Imagine turning your smartwatch into an interactive boxing instructor that can analyze and assess your movements as you progress through different combinations of punches. Or perhaps instead, a virtual opponent that tests your speed and stealth by trying to predict what punches you're going to throw before you land them. The aim of my Cortex project was to see if deep learning could make this possible and the steps needed to do so.
My name is Tom Montgomery, and I'm a Senior AI Developer with Tessella. Like many people, I mainly use my Apple Watch for fitness. The watch utilizes data from its inbuilt accelerometers and gyroscopes in conjunction with a heart rate sensor to better understand activity levels during different types of exercise.
After using my Apple Watch while swimming, I realised the device was able to count lengths and even determine which strokes I was using, providing a richer context for monitoring, motivation, and self-improvement.
Another workout routine I do regularly is boxing using the freestanding boxing bag in my garage. In sharp contrast to swimming, where there are longer intervals of repeated movements, boxing consists of quick, jarring movements with sometimes several punches landing per second.
I was intrigued to see if the vast amount of sensor data being recorded could be utilized via deep learning to create a more engaging and interactive boxing workout experience.
On-Device Machine Learning
Although our mobile phones have been dubbed as the supercomputers in our pocket, they are still limited in compute power, memory, and battery when compared to dedicated machine learning hardware in the cloud. However, since mobile phones can be connected to the internet via Wi-Fi / cellular networks, it may seem sensible to utilize the unlimited compute power in the cloud to crunch through the large number of complex calculations involved in deep learning.

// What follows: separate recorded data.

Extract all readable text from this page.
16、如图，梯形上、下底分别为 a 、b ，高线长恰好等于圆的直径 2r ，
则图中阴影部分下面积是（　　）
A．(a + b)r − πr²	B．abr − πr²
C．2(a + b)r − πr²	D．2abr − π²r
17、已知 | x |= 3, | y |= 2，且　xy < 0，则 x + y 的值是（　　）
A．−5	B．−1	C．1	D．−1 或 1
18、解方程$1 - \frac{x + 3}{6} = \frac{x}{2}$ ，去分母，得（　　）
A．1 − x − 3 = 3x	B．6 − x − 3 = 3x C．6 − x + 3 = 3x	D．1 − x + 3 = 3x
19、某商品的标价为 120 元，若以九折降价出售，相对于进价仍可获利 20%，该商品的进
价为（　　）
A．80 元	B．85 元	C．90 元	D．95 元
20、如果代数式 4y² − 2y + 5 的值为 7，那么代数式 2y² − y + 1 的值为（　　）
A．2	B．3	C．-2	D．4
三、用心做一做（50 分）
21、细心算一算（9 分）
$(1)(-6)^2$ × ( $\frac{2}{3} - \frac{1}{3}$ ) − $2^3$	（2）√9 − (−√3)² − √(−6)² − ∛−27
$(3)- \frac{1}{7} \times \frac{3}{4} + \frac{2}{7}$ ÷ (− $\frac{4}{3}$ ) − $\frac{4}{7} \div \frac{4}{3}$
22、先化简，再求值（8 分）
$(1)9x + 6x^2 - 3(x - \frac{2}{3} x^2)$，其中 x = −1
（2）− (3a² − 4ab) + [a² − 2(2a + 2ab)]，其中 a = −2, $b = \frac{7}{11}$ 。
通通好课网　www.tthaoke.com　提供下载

Below are two reasons I wanted to look at performing machine learning directly on the device rather than handing it off to the cloud.
Apple’s taking privacy, and the security of personal data, very seriously. By enabling complex modeling and machine learning on combined software and hardware architectures, Apple avoids the need for personal data to leave the device.
When comparing cloud to on-device performance, there's more to think about than the machine learning models themselves. By executing machine learning models directly on-device, the latency introduced by having to message large amounts of data between the phone and the cloud is automatically removed. This is particularly important when machine learning models use continuous streams of data and where we want to give real-time feedback to the user. This was exactly the case for my boxing application and thus a great incentive to take this approach.
Why This Project?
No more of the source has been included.